Hi Sarah, I apologize for the confusing changes… the macro bowl recipe is still in this post (we just changed it’s name): https://www.loveandlemons.com/buddha-bowl-recipe/
Here is the original tahini dressing that went with it:
1 tablespoon extra-virgin olive oil
1 tablespoon lemon juice
1/2 tablespoon tahini
1/2 tablespoon water
1/2 garlic clove, minced
1/4 teaspoon ground turmeric
sea salt
we also updated the photos and added some other grain/protein options but the core recipe is still the same. I hope that helps!
I’ve been making this tahini sauce/dressing regularly for a month or so–I drizzle it on a salad pretty much every day for lunch. It’s so good and versatile.
Random things I’ve added include red pepper flakes, Dijon mustard, honey, celery greens, and lots of different herbs and spices, depending on my preference that day.
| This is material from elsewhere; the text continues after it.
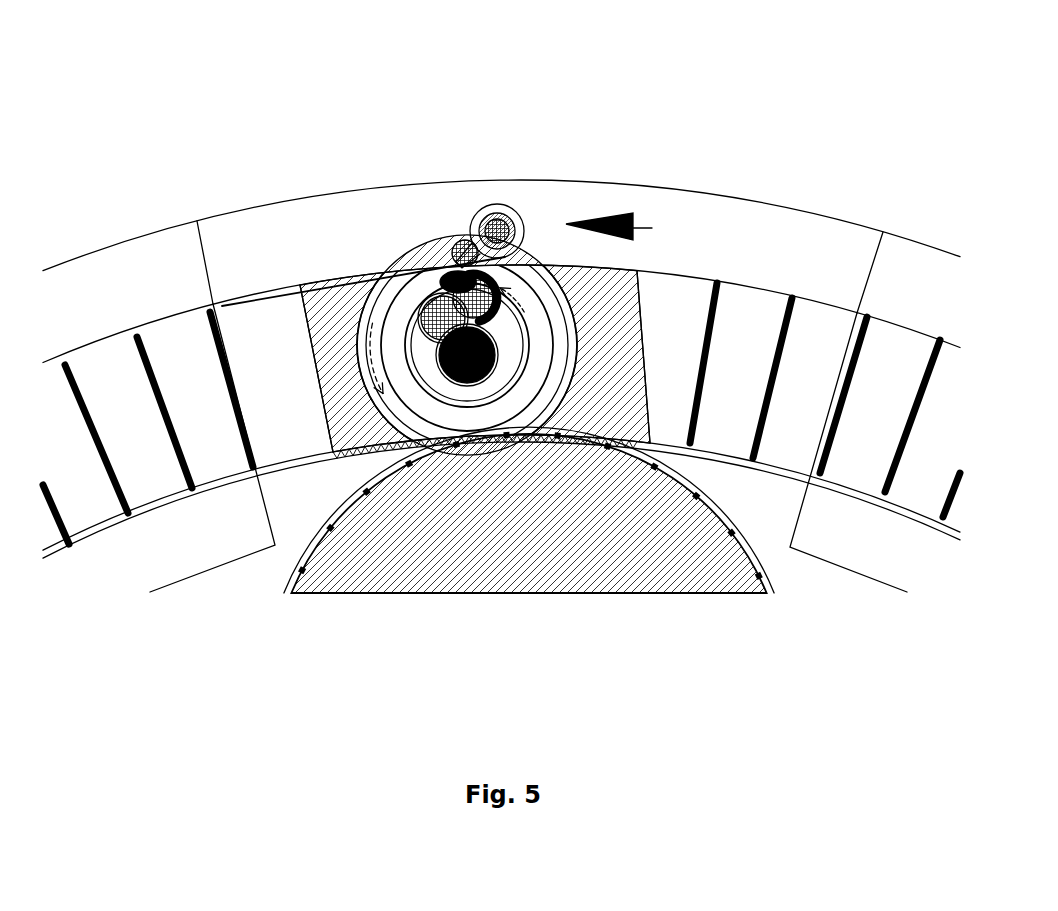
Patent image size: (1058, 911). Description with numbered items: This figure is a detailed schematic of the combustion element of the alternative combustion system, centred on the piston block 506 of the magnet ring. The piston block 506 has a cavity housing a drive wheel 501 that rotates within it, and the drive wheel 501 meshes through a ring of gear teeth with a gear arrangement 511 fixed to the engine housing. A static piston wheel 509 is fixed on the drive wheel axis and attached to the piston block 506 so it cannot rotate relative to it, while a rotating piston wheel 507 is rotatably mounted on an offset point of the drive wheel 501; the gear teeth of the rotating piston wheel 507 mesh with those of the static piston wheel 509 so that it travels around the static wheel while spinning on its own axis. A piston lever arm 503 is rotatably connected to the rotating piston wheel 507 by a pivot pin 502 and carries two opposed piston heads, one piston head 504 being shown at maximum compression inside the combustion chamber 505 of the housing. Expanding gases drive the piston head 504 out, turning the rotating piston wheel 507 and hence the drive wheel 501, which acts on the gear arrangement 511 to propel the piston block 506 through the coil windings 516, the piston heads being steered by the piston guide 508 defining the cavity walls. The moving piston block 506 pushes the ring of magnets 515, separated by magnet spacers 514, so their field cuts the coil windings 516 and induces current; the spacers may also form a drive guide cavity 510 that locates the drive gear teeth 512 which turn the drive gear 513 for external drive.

Still, the basic recipe is so delicious!
Also, hot tip: I throw everything in a blender. No need to whisk. 🙂
Thank you for sharing!
Looks wonderful! How long with this keep in the refrigerator?
Hi Sarah, about 1 week for all of the variations except the green one which lasts about 4 days. I hope you enjoy!
Tahini sauce will add some new flavors to falafel’s. I was planning to surprise my husband on karwa chauth by cooking something different and I think falafel with tahini is perfect for the occasion ?
love making sauces, dips, etc from scratch and had not had a tahini recipe of any kind so I really appreciate this one and all of the tweaks, the beet version especially!
Love this receipe!
I am sure that I will use it every week:-)
Can I substitute a gf flour (grain, bean or nut) for the whole wheat in your falafel burger recipe? I’m curious to try this tahini recipe on homemade falafel.